The implications are large because it suggests that some forms of PTSD may actually be the results of physical injury.

Perl and his colleagues at the Uniformed Services University of the Health Sciences in Bethesda, Md., examined the brains post-mortem of three military personnel exposed to acute blasts who died days or months after their injuries and five others with chronic blast exposure who died several months to years later.

All had a unique pattern of damage to the brain involving scarring in parts of the brain crucial for emotional and cognitive function, memory, sleep. That scarring was found in the subpial gilal plate, penetrating cortical blood vessels, grey-white matter junctions and structures lining the ventricals.

Perl compared their brains with 13 others – men with impact TBI such as found in athletes, opiate use or healthy controls – and found no indication of scarring.

“We believe this is the brain attempting to repair the damage produced during the exposure to the blast,” Perl told MedPage Today. “This pattern of scarring is exactly what biophysicists who study the effects of a blast wave on a biological structure would have predicted for the brain.”

And this scarring differs from brain injuries caused by impact TBI, the kind of injury seen among football players and boxers.  Blast TBI occurs when an explosion creates a wave of compressed air, traveling faster than the speed of sound, that inflicts intense pressure on the body, including the brain.

“It interacts with whatever it happens upon, including the service members who are standing in the range of the explosion,” Perl was quoted as saying. “”Others have shown that a blast wave can penetrate the skull and can be measured inside an intact skull. So it makes sense that it may damage the brain.”

Soldiers suffering from blast TBI often develop persistent neurological and psychiatric symptoms, including PTSD, headaches, sleep disturbance, and memory problems.

Perl’s study raises the possibility that better head protection for active-duty soldiers could deflect away some of the blast wave’s most damaging aspects. Dr. Ralph DePalma, a special operations officer in the office of research and development at the VA, told the New York Times that the prospect of better protection could be “the most important aspect of this paper.”

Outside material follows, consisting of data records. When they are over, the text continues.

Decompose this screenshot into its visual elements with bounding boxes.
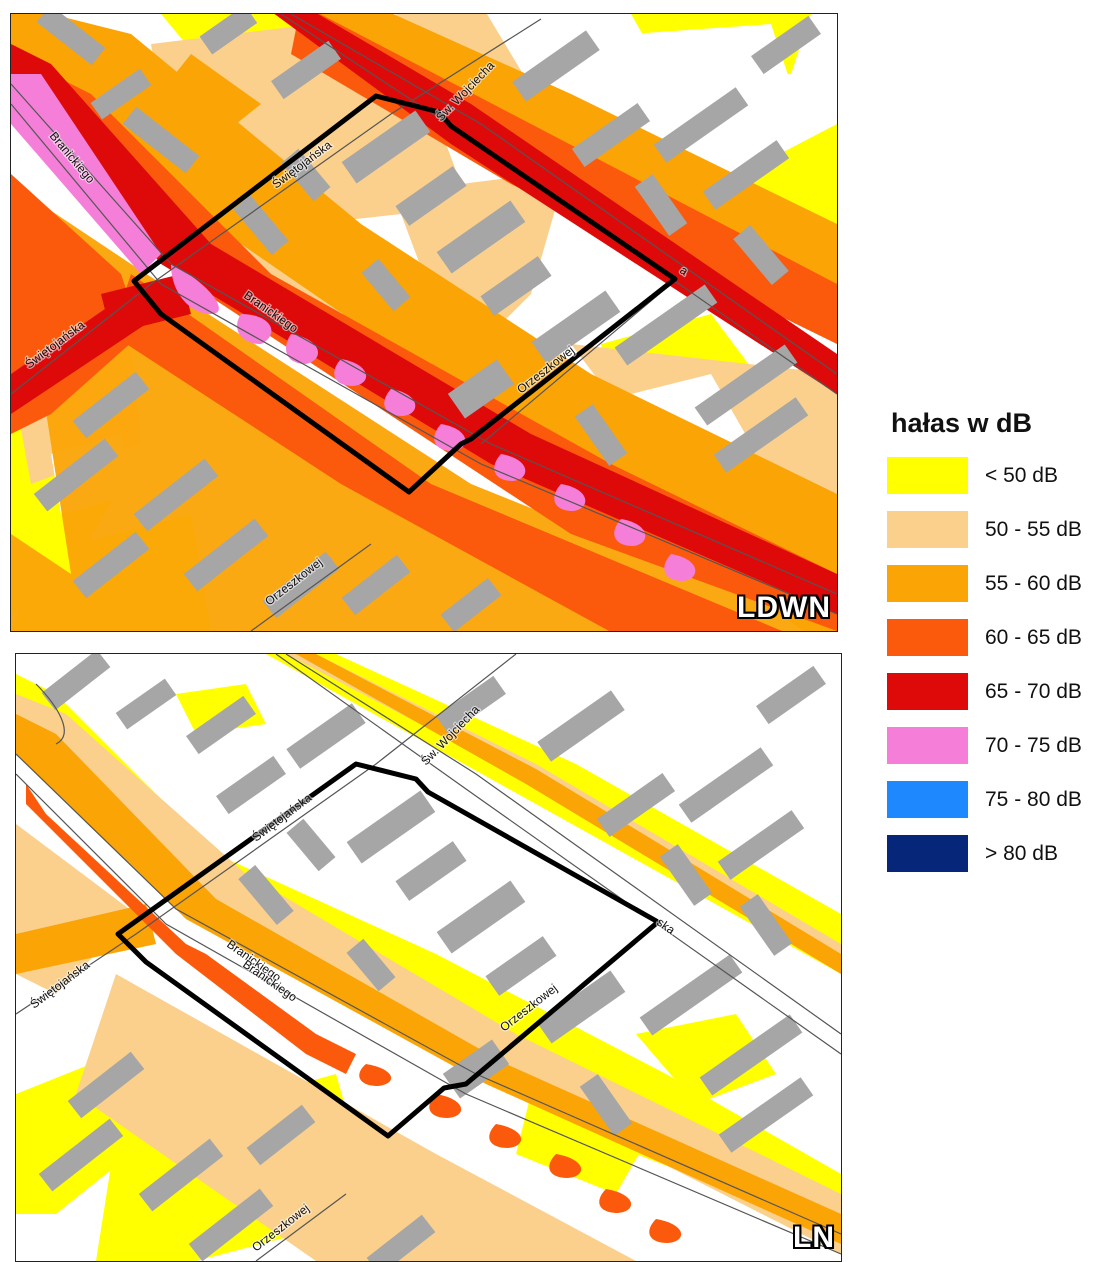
legend-swatch [887, 457, 968, 494]
legend-swatch [887, 673, 968, 710]
buildings [33, 14, 821, 631]
legend-swatch [887, 511, 968, 548]
legend-item: 65 - 70 dB [887, 673, 1117, 727]
ln-map-canvas: Św. Wojciecha Świętojańska Świętojańska … [16, 654, 841, 1261]
legend-item: < 50 dB [887, 457, 1117, 511]
legend-label: 70 - 75 dB [985, 734, 1082, 757]
legend-label: 55 - 60 dB [985, 572, 1082, 595]
zone-55-60 [16, 654, 841, 1244]
legend-rows: < 50 dB 50 - 55 dB 55 - 60 dB 60 - 65 dB 65 … [887, 457, 1117, 889]
legend-title: hałas w dB [891, 408, 1033, 438]
map-badge-ldwn: LDWN [737, 591, 831, 624]
ldwn-map-canvas: Św. Wojciecha Świętojańska Świętojańska … [11, 14, 837, 631]
legend-item: 50 - 55 dB [887, 511, 1117, 565]
noise-map-ldwn: Św. Wojciecha Świętojańska Świętojańska … [10, 13, 838, 632]
legend-item: 70 - 75 dB [887, 727, 1117, 781]
legend-label: 60 - 65 dB [985, 626, 1082, 649]
study-area-boundary [131, 93, 678, 495]
legend-item: 60 - 65 dB [887, 619, 1117, 673]
legend-label: < 50 dB [985, 464, 1058, 487]
legend-item: 75 - 80 dB [887, 781, 1117, 835]
map-badge-ln: LN [793, 1221, 835, 1254]
legend-swatch [887, 619, 968, 656]
legend-item: 55 - 60 dB [887, 565, 1117, 619]
legend-swatch [887, 565, 968, 602]
legend-label: 50 - 55 dB [985, 518, 1082, 541]
street-label-fragment-right: ska [654, 915, 678, 937]
road-lines [11, 14, 837, 631]
legend: hałas w dB < 50 dB 50 - 55 dB 55 - 60 dB 60… [887, 408, 1117, 889]
study-area-boundary [115, 761, 661, 1139]
legend-label: > 80 dB [985, 842, 1058, 865]
legend-swatch [887, 781, 968, 818]
legend-item: > 80 dB [887, 835, 1117, 889]
legend-label: 75 - 80 dB [985, 788, 1082, 811]
zone-60-65 [26, 784, 682, 1243]
noise-map-ln: Św. Wojciecha Świętojańska Świętojańska … [15, 653, 842, 1262]
legend-label: 65 - 70 dB [985, 680, 1082, 703]
buildings [38, 654, 826, 1261]
legend-swatch [887, 835, 968, 872]
legend-swatch [887, 727, 968, 764]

He added that soldiers should not assume they will automatically be damaged by blast waves. Genetics are believed to protect some combat soldiers against PTSD, so damage varies from individual to individual.

In the future, researchers will continue to study how the magnitude of a blast leads to scarring, how clinical damage might correlate to various behavioral and neurologic areas, and whether there is a way to determine these kinds of damages in living service members.

“Our study makes an important contribution in terms of understanding the nature of what a blast does to the brain,” Perl told MedPage Today. “But we need a great deal more work to better understand it.”

The New York Times Magazine summed it up best: “If Perl’s discovery is confirmed by other scientists – and if one of blast’s short-term signatures is indeed a pattern of scarring in the brain – then the implications for the military and for society at large could be vast. Much of what has passed for emotional trauma may be reinterpreted and many veterans may step forward to demand recognition of an injury that cannot be definitively diagnosed until after death. There will be calls for more research, for drug trials, for better helmets and for expanded vet care. But these palliatives are unlikely to erase the crude message that lurks, unavoidable, behind Perl’s discovery: Modern warfare destroys your brain.”